Por su parte, el limón contiene ácido cítrico y compuestos volátiles que reducen los compuestos sulfurosos que se liberan al cocinar pescado. Estos son precisamente los que generan ese olor persistente incluso horas después de cocinar.
Una solución asequible frente a las campanas industriales
En palabras del propio chef, con este truco no es necesario “tener una campana extractora profesional” en casa. La clave está en usar ingredientes que cualquier hogar tiene a mano. Y es que, más allá de su fama, Arguiñano siempre ha defendido una cocina práctica, con soluciones reales y económicas.
Este consejo ha llamado especialmente la atención porque rompe con la creencia de que el olor de pescado solo se elimina con tecnología costosa o ventilación agresiva. El método del pan rallado y limón no solo es efectivo, sino también accesible y respetuoso con el medio ambiente.

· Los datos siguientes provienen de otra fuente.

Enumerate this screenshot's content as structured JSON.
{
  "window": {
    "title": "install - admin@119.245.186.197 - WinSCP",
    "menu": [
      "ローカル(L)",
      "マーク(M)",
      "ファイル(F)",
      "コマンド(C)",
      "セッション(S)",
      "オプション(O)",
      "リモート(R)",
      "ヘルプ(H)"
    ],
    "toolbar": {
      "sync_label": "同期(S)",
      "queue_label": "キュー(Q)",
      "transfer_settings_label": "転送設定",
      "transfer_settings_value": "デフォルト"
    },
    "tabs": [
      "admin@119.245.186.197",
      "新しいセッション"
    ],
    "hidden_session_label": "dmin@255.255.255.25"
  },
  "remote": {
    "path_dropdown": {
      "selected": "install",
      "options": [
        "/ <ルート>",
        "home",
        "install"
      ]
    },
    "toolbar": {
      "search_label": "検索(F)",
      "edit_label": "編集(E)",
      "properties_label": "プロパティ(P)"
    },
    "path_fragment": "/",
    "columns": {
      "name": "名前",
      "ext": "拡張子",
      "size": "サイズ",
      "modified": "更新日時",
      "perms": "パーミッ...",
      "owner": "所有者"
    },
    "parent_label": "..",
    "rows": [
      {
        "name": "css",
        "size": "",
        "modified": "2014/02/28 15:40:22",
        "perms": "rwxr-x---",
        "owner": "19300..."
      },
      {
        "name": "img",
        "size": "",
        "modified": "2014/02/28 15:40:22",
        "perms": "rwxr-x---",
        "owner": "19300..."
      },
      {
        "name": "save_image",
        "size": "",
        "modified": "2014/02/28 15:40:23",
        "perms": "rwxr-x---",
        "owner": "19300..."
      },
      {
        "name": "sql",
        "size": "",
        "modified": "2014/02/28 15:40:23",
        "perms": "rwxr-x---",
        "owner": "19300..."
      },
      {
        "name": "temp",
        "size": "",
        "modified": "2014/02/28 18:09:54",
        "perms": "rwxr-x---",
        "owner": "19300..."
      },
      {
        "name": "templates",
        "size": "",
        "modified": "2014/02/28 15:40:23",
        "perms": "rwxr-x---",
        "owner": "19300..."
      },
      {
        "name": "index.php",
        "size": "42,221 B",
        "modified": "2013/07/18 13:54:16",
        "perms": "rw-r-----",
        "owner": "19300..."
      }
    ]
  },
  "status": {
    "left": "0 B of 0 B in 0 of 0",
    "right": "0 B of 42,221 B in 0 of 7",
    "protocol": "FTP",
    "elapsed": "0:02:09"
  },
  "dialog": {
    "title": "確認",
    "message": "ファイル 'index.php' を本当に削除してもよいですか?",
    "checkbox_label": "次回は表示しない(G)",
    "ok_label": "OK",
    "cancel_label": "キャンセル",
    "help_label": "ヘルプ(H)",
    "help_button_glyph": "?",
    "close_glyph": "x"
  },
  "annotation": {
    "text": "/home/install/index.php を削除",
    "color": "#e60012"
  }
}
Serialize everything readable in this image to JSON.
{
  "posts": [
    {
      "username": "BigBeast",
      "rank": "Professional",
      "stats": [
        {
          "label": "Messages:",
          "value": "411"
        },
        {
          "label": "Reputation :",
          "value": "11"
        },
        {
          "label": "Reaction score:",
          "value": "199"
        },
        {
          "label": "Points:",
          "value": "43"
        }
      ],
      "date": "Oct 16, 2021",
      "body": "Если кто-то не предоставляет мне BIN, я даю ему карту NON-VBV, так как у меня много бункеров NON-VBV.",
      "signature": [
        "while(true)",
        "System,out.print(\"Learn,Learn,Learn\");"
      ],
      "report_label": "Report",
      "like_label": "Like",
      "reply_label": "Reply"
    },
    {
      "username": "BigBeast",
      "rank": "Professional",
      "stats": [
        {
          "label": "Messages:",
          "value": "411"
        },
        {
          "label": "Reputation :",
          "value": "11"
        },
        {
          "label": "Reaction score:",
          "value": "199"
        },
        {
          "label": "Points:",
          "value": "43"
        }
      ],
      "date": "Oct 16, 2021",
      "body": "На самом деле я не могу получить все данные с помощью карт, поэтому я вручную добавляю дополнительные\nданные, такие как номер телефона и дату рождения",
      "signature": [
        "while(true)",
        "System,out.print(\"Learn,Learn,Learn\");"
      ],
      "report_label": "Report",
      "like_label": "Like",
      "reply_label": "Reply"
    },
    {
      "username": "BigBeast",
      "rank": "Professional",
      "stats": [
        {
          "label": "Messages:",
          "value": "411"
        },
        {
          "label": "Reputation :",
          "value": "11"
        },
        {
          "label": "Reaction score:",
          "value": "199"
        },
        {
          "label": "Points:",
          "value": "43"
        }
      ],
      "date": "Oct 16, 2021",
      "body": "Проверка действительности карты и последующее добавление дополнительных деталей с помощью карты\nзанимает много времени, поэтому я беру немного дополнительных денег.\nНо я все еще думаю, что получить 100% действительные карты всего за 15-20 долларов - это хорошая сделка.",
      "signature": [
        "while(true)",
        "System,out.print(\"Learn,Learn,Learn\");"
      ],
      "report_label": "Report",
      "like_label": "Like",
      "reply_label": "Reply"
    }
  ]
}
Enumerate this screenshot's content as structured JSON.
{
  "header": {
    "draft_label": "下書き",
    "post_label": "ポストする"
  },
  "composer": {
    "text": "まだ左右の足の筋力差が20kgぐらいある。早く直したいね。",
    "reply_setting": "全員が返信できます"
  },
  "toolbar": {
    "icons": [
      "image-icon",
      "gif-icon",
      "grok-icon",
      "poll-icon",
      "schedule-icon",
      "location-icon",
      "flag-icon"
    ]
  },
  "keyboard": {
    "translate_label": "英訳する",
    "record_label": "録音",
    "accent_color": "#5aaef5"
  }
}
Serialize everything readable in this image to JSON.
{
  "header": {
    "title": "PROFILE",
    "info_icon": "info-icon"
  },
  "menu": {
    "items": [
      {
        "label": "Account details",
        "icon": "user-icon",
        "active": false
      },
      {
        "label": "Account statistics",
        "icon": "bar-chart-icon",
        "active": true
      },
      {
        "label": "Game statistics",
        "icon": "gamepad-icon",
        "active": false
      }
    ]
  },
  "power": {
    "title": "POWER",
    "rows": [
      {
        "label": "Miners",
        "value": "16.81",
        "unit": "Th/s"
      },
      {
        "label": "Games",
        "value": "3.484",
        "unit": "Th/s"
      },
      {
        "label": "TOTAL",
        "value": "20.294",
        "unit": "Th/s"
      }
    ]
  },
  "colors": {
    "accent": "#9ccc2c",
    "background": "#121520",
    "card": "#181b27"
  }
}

Aplicaciones para otros pescados
Aunque el truco fue compartido en el contexto de las sardinas, su efectividad se extiende a otros pescados grasos como la caballa o el jurel. En todos estos casos, el principio es el mismo: controlar el desprendimiento de grasas en caliente mediante una capa absorbente y añadir un agente cítrico que neutralice olores.
El estilo Arguiñano, una vez más
Karlos Arguiñano ha construido una carrera televisiva basada en la cocina sencilla, efectiva y llena de humor. Sus recetas no solo son sabrosas, sino que muchas veces aportan soluciones prácticas a los problemas comunes en la cocina doméstica.
Este truco se suma a una larga lista de consejos que el cocinero ha compartido durante décadas, y que lo han convertido en una de las voces más respetadas de la gastronomía popular en España.
Con propuestas como esta, Arguiñano demuestra que no siempre es necesario recurrir a grandes inversiones para mejorar la experiencia culinaria en casa. A veces, la solución está en algo tan simple como un poco de pan rallado y unas gotas de limón.